Но запорожцы скоро доказали, что в данное время на них можно положиться. Атаман Чалый, пустившись в Черное море со своею ватагою, напал на девять турецких судов, шедших в Очаков с запасом: многих турок потопили, а несколько десятков их взяли в полон и привезли в Сечь. Узнавши об этом, гетман сообразил, что в самом деле запорожцы могут быть очень полезны, отвлекая подвоз водою продовольствия неприятелю; он послал в Сечь деньги на постройку и починку судов и приказал везти в Запорожье на 200 подводах хлебные запасы, но приказывал запорожцам отнюдь не медлить и выступать на Лиман, а к ним в пособие назначил киевского полковника Мокиевского с его полком.
Мокиевский из Сечи выступил разом с ватагою запорожцев в числе 1740 человек, под начальством атамана Якова Мороза, в челнах или чайках на Лиман 30 июня.
Отправивши Мокиевского в Сечь, гетман сам собрался идти в поход на соединение с Шереметевым. Для безопасности на случай вторжения белогородской орды гетман расположил разъезды по днепровскому побережью из сотен полков Переяславского, Лубенского и части Черниговского, приказывая этим козакам по мере надобности плавать в челнах и по Днепру для высмотра неприятелей. Защита Батурина вверена была великороссийским стрельцам, состоявшим при гетмане.
Июня 10 гетман прибыл в Гадяч с немногочисленным войском. Там из разных вестей узнал он, что сам хан стоит на реке Колончаке[78]; его орды расставлены по берегу Сиваша, охраняя Крым от вторжения русских; Нуреддин-салтан с 10000 татар пошел к Азову, а турецкие каторги[79] плыли по морю тремя флотилиями к Азову и к Очакову. Гетмана беспокоило то, что в Таванске находилось войска всего 1036 человек.

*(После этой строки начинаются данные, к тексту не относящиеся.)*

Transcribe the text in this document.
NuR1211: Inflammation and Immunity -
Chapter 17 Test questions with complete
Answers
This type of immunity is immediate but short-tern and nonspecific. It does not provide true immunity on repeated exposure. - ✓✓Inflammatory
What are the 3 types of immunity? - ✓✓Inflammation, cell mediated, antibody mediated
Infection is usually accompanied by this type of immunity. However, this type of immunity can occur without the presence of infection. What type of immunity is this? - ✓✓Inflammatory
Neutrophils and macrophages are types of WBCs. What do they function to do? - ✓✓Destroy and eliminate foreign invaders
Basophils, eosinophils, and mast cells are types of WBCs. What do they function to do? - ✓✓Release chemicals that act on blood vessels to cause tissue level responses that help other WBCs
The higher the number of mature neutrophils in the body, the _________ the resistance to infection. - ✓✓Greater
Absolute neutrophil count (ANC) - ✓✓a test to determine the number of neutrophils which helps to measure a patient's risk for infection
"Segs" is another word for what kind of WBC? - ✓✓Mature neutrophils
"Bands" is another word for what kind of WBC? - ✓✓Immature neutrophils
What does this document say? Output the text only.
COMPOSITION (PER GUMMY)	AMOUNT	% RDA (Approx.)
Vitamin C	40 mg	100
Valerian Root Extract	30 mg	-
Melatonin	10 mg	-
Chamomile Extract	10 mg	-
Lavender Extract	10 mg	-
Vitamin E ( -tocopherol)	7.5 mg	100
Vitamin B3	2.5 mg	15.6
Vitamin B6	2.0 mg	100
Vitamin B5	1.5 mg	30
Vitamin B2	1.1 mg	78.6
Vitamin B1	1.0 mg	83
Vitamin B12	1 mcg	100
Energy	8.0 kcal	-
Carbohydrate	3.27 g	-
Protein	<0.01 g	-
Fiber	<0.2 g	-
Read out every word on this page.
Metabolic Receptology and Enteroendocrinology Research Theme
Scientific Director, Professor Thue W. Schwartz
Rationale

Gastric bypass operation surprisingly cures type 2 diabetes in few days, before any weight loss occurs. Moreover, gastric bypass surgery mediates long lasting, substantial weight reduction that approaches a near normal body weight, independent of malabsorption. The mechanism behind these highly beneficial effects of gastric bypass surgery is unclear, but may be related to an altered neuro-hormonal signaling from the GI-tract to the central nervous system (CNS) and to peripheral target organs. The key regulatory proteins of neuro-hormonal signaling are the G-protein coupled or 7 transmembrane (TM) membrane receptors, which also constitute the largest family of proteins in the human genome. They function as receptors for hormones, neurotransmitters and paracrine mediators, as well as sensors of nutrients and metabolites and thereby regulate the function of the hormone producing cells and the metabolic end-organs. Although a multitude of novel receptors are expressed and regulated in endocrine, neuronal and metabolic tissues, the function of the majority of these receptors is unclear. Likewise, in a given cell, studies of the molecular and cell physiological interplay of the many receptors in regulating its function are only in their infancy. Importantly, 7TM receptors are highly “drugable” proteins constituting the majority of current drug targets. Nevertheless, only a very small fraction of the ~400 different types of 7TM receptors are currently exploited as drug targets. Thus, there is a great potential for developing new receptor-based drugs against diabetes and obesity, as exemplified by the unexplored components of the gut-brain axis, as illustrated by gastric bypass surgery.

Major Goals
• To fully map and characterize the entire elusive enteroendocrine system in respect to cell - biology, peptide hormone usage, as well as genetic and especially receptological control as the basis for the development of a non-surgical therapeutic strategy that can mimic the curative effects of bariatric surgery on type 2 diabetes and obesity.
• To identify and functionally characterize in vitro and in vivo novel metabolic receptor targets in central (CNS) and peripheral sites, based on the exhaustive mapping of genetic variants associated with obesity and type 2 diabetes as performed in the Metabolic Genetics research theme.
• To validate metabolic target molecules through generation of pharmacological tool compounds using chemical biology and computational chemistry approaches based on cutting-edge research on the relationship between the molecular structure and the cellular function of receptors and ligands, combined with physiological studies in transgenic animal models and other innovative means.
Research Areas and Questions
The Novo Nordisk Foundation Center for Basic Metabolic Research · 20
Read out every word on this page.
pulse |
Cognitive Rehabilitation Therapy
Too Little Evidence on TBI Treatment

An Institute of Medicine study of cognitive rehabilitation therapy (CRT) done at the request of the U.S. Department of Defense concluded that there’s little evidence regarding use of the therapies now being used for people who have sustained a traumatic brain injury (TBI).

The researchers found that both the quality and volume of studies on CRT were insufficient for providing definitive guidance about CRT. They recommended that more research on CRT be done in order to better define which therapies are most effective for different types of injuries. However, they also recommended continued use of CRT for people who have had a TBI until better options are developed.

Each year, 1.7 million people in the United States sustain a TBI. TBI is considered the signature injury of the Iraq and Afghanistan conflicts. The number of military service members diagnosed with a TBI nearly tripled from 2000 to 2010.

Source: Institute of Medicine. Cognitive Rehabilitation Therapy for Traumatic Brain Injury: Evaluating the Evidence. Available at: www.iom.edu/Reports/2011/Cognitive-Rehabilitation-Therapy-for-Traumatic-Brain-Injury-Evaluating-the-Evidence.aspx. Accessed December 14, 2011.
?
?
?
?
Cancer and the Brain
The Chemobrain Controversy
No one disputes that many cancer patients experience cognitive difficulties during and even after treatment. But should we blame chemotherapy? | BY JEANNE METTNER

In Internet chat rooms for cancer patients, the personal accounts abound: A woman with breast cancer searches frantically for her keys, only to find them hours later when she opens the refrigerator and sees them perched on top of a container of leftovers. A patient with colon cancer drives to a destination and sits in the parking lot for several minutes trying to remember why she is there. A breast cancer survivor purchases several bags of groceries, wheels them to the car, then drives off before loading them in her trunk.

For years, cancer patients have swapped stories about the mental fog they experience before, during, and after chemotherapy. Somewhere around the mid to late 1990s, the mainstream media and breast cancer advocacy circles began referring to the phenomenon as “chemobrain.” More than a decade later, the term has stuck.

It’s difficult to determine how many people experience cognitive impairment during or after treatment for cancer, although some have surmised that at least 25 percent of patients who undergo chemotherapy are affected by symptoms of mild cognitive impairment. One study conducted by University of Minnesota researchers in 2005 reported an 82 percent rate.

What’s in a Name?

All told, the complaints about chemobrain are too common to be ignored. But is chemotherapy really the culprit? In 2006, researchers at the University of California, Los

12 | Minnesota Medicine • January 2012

6 июля гетман соединился с Шереметевым на реке Коломаке; оттуда оба с своими войсками перешли к речке Берестовой и расположились там обозами. Здесь, оберегая рубежи русских поселений, простояли они до последних чисел августа, когда их вынудили сойти оттуда малороссийские козаки, которые стали роптать и самовольно разбегаться домой, оправдывая своевольство тем, что подходило осеннее время и надобно было каждому у себя делать хозяйственные приготовления к зиме.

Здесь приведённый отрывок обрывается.